Dependency Graphs and Package Versioning
Today I had the unfortunate pleasure of attempting to upgrade a dependency on getsentry.com. The package I was upgrading contained a bugfix that I needed, so this was actually something I wanted, and needed to get done. Unfortunately, the package also contained a new requirement:
requests >= 1.0.
Normally dependencies aren’t too much of a nightmare. Every so often you’ll get a library which version locks something that isn’t sensible, and you’ll hit conflicts. In this case, I figured that since I was already relying on the previous release before requests 1.0, that upgrading it would go off without a hitch. Nope.
Upgrading the library resulted in several other dependencies complaining that they require requests < 1.0, or even worse, they didn’t report their dependency correctly and instead failed to even work (in the test suite, at least). I quickly learned that there were (at least) two major compatibility issues with this upgrade. Even worse, one of them was a fundamental core API.
Most libraries had support for this dependency in a newer version, but some of them weren’t even released.

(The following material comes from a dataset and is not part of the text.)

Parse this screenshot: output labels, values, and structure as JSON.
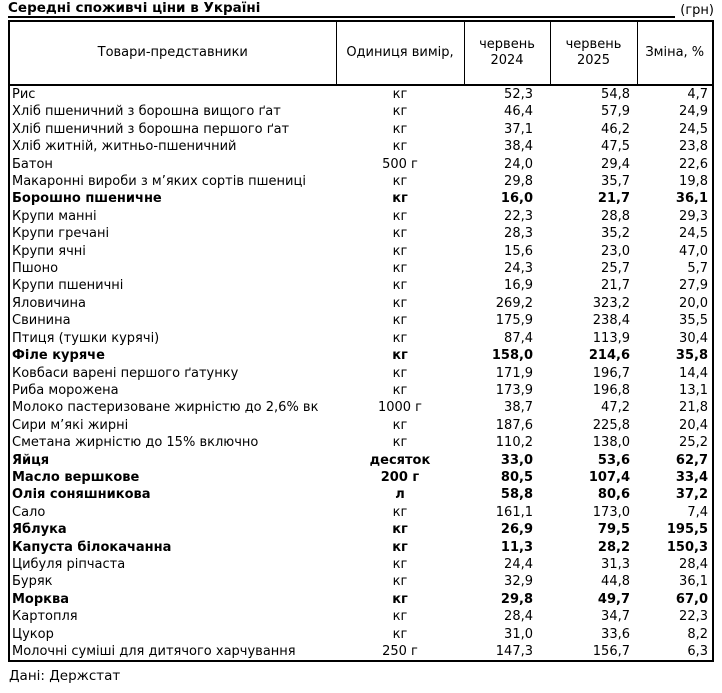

I ended up having to pin git SHAs on several of the dependencies, which for various reasons isn’t usually a good idea.
Libraries vs Applications
I’ve had various people today suggest that I should just “update my code”. I’ll assume those various people don’t understand what a dependency graph is, and especially the limited scoping one that Python let’s us work with. This code is relying on a library, and unfortunately in this case, it’s a popular one. This means we end up with numerous dependencies, many of this which also share common dependencies. For example, Django is a dependency of most of the components in Sentry. Django, however, has well spaced releases, and does an excellent job at maintaining compatibility (and deprecations) between point releases.
Several people have tried to suggest that the a major version bump means they can break APIs. You can do whatever you want with your library, but that doesn’t mean you should. To put it frankly:
A library should never completely change APIs between releases.
So please, whether your semantic versioning playbook says you can do something or not, it’s your choice whether you do.
Let me be the first to tell you that I’m not great at following deprecation policies in my open source work. I do try, but sometimes things just slip through that weren’t considered. Instead, let’s talk about another project that many of use every day: Django
Looking at how Django does it, generally you’ll be given one entire release cycle to add transitional support. For example, Django added multiple database support, which subsequently added a new configuration value called
DATABASES. This supported many databases instead of one, which was previously defined using
DATABASE_XXX values. In the version which this was released, they maintained compatibility with both the new style, and the old. This, among many other reasons, is why Django is a great framework to build on.
In the case of requests, a heavily used attribute on the
Response class was changed. The
json attribute was changed to be a callable. Now I’m not sure why (though reading the source it seems inconsistent), but it’s an extremely well traveled code path, and entirely backwards incompatible. These are the kinds of changes that frustrate me.
Keep Things Simple
I want to make one final point. Continually people have pestered me to use the requests library for trivial things. My response has always been simply that it is unnescesary. Is the API cleaner than urllib? It sure is. Is it worth introducing a dependency when all I’m doing is a simple GET or POST request? Almost never.
The Python standard library really isn’t that complicated. Consider the cost of a dependency the next time you introduce it.